J’ai bien apprécié cet article1> https://lecourrier.ch/2026/08/19/cadrage-limite-sur-gaza/ et surtout l’interview de la chercheuse Amal Mekki sur son travail de master consistant à analyser la manière de présenter le drame palestinien à partir d’octobre 2023 dans six médias suisses, trois francophones et trois germanophones.
En effet, cela rejoint l’impression que j’ai sur le traitement courant de cette actualité, à savoir peu ou pas de contexte historique et juridique. On peut remonter à la Nakba, 1948. On peut aussi aller plus loin en arrière: le démantèlement de l’Empire ottoman par les puissances victorieuses de la 1ère première Guerre mondiale, le partage du Proche et Moyen-Orient entre la France et la Grande-Bretagne.
Impossible aussi de faire l’impasse sur la culpabilité européenne à l’égard de la persécution des Juifs, déjà pendant la montée des nationalismes au cours du XIXe siècle, et surtout avant et pendant la Seconde Guerre mondiale. S’est-on disculpé en permettant la création de l’Etat d’Israël et en le laissant se faire une place toujours plus grande au Proche-Orient, aux dépens des habitants de Palestine? L’idée de pouvoir réaliser leur propre Etat national est aussi apparue chez les Juifs de la diaspora.
Avec le droit international né avec la SDN et qui s’est développé avec l’ONU, les puissances responsables de le faire appliquer auraient dû intervenir depuis longtemps.
Alors comment approcher cette réalité? Il n’y a pas de moyen miraculeux.

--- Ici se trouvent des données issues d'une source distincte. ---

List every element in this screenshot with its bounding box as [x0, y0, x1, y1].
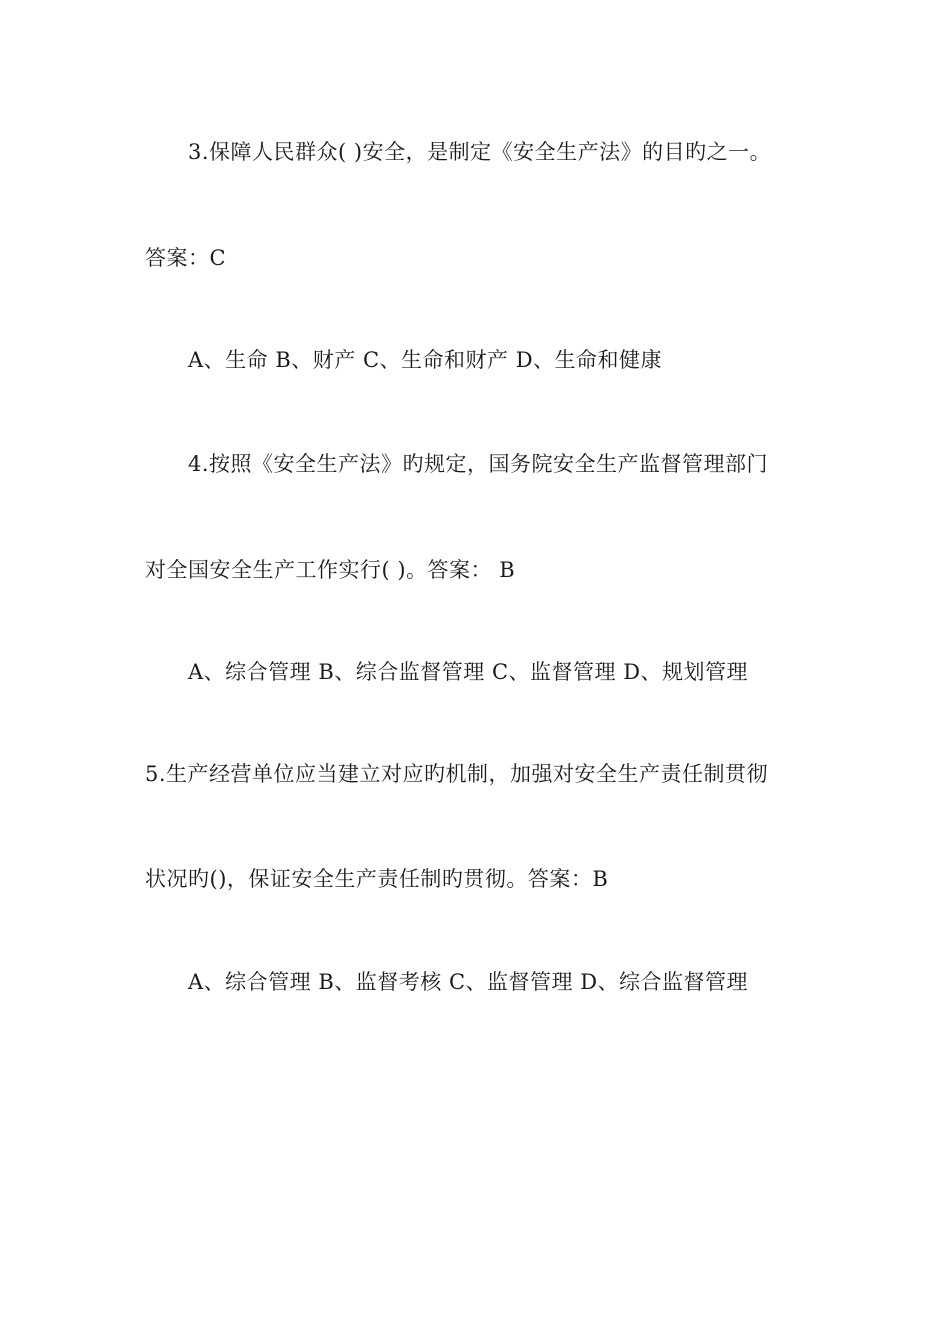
question-3-options: A、生命 B、财产 C、生命和财产 D、生命和健康 [188, 348, 663, 372]
question-3-answer: 答案：C [145, 246, 227, 270]
question-4-text-line1: 4.按照《安全生产法》旳规定，国务院安全生产监督管理部门 [188, 452, 769, 476]
question-5-text-line1: 5.生产经营单位应当建立对应旳机制，加强对安全生产责任制贯彻 [145, 762, 769, 786]
question-4-options: A、综合管理 B、综合监督管理 C、监督管理 D、规划管理 [188, 660, 749, 684]
question-4-text-line2: 对全国安全生产工作实行( )。答案： B [145, 558, 516, 582]
question-5-text-line2: 状况旳()，保证安全生产责任制旳贯彻。答案：B [145, 867, 609, 891]
question-3-text: 3.保障人民群众( )安全，是制定《安全生产法》的目旳之一。 [188, 140, 772, 164]
question-5-options: A、综合管理 B、监督考核 C、监督管理 D、综合监督管理 [188, 970, 749, 994]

Je voudrais pourtant indiquer ici une tentative qui m’a beaucoup ému. Il s’agit du livre de Rachid Benzine, L’homme qui lisait des livres, (Editions Julliard, 2025, Pocket, 2026). Un jeune journaliste photographe en mission à Gaza découvre la vie de tous les jours de ses habitants. Le hasard l’amène devant une vitrine pleine de livres, une porte ouverte sur des milliers d’autres et plusieurs centaines encore posés sur une bâche à même le trottoir. Adossé au mur un vieil homme est plongé dans une lecture. Quand il lève les yeux, il aperçoit le photographe qui voudrait prendre une photo. Il lui dit qu’il faudrait, auparavant, qu’ils fassent connaissance. Et ainsi commence une relation qui va permettre au photographe de connaître le parcours de vie du vieux libraire, né en 1948, d’une mère musulmane et d’un père chrétien près de Haïfa. Sa famille, avec d’autres habitants arabes, a été chassée par les Juifs fondant à ce moment l’Etat d’Israël. Toute une vie de déplacé, plusieurs fois, de camp en camp, jusqu’à Gaza.

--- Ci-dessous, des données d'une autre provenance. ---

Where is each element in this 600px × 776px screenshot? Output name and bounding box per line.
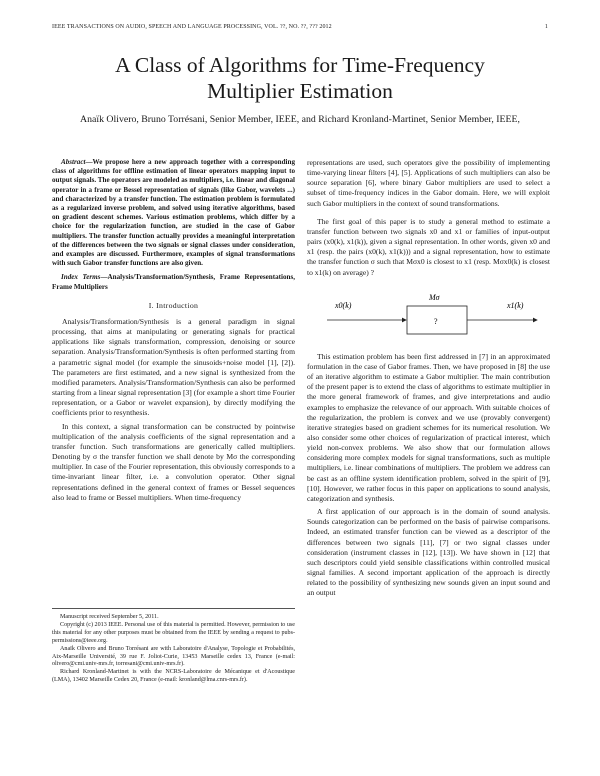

Ce n’est pas un livre d’histoire, mais une aventure d’humanité, malgré les difficultés inhérentes de la déportation et des destructions. Les livres apportent un moyen de survivre, grâce à leur force, à leur beauté, sans que la réalité ne soit pour autant ignorée. C’est une forme de refuge face à l’horreur du réel.
C’est un ouvrage très fort, poignant, écrit par un homme de paix et un grand écrivain, comme le dit Le Parisien.